Led by Dr Salisbury, the RHS Plant Health team will continue to spearhead vital initiatives and research efforts to deliver the Biodiversity Positive Target of the RHS Sustainability Strategy, maintaining vibrant and resilient RHS gardens and gardens nationwide. This encompasses evidence-led work to combat emerging threats to plant health, fostering sustainable practices, and empower all gardeners through teaching, training advice and engagement. The amazing diversity of life which gardens support is reflected in the team’s work. Projects range from investigating ways to mitigate garden problems such as root rots, rose black spot, powdery mildews, box tree moth and plant parasitic nematodes, to researching the true role of our garden slugs, and the best way to support pollinators, other wildlife and fungi in gardens. This is in addition to helping ensure that the RHS Gardens and Shows, and UK gardens as a whole, remain safe from new biosecurity threats and provide a haven for both people and wildlife.
The new appointment marks the RHS's unwavering commitment to staying at the forefront of safeguarding the nation's cherished cultivated green spaces. The RHS has seen a change in the requests from gardeners, as problematic species such as the box tree moth spread north and glasshouse thrips are able to establish outdoors in a warmer climate. But gardeners are also increasingly interested in the non-plant species that inhabit their gardens, such as fungi and pollinators and how they interact with other wildlife. The plant health team play a key role in encouraging good stewardship of nature in gardens and ensuring healthy and sustainable garden ecosystems, which are of paramount importance to tackling the climate and biodiversity crises.
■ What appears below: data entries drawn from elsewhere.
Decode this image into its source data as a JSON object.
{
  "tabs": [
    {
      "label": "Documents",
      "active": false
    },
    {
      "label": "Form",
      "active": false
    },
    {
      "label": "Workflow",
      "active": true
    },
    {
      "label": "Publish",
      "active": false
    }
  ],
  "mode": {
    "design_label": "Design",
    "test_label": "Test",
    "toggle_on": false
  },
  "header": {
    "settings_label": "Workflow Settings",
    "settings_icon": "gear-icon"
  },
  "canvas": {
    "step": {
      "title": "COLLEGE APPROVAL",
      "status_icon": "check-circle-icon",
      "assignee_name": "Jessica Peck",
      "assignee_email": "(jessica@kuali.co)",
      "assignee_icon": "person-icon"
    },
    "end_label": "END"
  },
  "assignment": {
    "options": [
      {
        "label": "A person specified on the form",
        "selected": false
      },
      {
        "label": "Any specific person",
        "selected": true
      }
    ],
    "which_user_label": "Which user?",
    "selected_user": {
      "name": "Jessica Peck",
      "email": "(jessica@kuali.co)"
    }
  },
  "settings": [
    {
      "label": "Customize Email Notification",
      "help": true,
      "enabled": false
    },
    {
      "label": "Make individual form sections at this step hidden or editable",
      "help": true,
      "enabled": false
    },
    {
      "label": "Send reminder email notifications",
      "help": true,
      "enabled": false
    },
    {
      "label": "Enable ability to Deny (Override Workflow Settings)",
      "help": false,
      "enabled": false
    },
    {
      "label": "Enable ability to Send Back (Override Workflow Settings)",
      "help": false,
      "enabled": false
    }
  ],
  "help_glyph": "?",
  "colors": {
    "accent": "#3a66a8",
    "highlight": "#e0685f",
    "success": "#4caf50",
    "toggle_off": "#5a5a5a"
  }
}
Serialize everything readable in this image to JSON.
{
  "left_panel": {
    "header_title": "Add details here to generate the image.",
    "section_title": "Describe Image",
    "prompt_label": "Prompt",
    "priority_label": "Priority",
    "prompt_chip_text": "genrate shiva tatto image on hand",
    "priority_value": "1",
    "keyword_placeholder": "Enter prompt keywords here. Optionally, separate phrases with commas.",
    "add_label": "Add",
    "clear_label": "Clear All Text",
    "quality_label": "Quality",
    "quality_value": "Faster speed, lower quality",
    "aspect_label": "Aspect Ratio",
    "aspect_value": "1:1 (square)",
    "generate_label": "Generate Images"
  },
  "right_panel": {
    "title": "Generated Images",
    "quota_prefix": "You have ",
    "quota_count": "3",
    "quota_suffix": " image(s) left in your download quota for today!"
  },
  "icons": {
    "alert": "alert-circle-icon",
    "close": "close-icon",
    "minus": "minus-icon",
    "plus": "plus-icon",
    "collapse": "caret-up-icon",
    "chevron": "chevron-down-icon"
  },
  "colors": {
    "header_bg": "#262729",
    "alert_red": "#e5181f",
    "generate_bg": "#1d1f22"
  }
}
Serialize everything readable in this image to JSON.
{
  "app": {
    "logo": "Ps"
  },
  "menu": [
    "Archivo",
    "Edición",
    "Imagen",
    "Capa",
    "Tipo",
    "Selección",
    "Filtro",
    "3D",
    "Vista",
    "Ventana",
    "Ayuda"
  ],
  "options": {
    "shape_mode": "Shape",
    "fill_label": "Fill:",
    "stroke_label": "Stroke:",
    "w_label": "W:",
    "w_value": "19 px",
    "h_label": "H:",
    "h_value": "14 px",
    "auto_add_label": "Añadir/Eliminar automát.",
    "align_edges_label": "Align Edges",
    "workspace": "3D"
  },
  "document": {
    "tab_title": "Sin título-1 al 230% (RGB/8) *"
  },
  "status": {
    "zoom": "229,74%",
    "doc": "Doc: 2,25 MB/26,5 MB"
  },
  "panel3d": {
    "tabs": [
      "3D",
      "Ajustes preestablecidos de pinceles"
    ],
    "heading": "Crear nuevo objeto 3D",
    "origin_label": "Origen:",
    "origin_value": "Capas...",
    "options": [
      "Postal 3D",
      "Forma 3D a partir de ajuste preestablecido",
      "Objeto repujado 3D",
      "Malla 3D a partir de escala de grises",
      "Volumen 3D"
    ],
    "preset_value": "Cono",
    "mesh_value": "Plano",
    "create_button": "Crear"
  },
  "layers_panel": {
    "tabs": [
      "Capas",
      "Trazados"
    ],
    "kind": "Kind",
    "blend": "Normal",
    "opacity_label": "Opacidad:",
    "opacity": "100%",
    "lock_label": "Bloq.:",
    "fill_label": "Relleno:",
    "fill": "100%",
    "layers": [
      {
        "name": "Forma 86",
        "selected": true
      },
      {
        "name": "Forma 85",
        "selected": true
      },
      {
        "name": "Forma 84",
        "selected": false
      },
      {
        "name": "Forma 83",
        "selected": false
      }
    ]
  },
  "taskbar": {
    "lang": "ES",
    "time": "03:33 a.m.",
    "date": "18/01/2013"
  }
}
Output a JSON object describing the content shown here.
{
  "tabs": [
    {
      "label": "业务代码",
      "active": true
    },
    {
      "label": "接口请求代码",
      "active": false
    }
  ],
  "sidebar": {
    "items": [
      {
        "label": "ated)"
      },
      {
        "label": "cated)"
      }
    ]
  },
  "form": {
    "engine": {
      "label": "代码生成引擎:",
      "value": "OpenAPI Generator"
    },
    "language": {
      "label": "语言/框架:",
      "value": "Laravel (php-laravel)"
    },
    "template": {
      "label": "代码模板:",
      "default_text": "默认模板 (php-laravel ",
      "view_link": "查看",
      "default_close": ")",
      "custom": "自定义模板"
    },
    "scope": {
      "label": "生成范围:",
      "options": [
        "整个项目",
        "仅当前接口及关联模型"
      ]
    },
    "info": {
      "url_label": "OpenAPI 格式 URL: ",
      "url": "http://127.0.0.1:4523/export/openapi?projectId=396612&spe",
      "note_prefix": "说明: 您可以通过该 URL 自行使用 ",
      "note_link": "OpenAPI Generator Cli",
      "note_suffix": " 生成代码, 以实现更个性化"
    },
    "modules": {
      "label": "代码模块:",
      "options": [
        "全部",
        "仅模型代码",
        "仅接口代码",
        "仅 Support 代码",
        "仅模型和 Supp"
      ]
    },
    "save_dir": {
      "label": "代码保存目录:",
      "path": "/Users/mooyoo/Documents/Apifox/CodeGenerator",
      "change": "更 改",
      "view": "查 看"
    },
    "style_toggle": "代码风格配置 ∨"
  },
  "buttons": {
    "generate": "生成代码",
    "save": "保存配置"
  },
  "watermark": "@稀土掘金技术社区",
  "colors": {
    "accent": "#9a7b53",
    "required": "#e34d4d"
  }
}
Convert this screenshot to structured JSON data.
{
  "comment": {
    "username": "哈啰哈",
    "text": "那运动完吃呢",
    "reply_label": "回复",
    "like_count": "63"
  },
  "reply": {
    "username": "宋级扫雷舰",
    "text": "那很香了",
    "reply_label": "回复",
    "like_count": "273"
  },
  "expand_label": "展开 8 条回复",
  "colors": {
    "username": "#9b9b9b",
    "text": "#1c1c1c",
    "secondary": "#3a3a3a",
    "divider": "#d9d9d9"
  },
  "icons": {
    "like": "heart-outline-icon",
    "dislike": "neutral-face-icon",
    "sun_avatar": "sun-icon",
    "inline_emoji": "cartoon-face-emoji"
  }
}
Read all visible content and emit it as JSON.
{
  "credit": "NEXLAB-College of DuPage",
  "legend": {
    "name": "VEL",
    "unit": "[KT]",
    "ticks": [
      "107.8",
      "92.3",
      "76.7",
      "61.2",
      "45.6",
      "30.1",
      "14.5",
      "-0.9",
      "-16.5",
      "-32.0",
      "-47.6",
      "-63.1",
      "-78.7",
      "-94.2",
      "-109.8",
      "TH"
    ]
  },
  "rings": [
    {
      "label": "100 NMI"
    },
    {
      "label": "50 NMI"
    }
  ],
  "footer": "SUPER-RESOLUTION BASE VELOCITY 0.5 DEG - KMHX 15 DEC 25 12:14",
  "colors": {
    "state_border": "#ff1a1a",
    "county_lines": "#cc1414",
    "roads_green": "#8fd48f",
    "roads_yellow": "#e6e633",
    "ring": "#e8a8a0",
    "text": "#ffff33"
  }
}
Dr Andy Salisbury said: "I am excited to assume the role of Head of Plant Health at the RHS. In an era of ever-increasing plant health challenges, I am committed to working with our dedicated team of experts to provide gardeners with the knowledge, tools, and support to protect their plants and create thriving garden environments for biodiversity. I am especially proud as this new role comes as I celebrate 25 years at the RHS, and I am eager to continue our mission of championing plant health, supporting wildlife and the joys of gardening."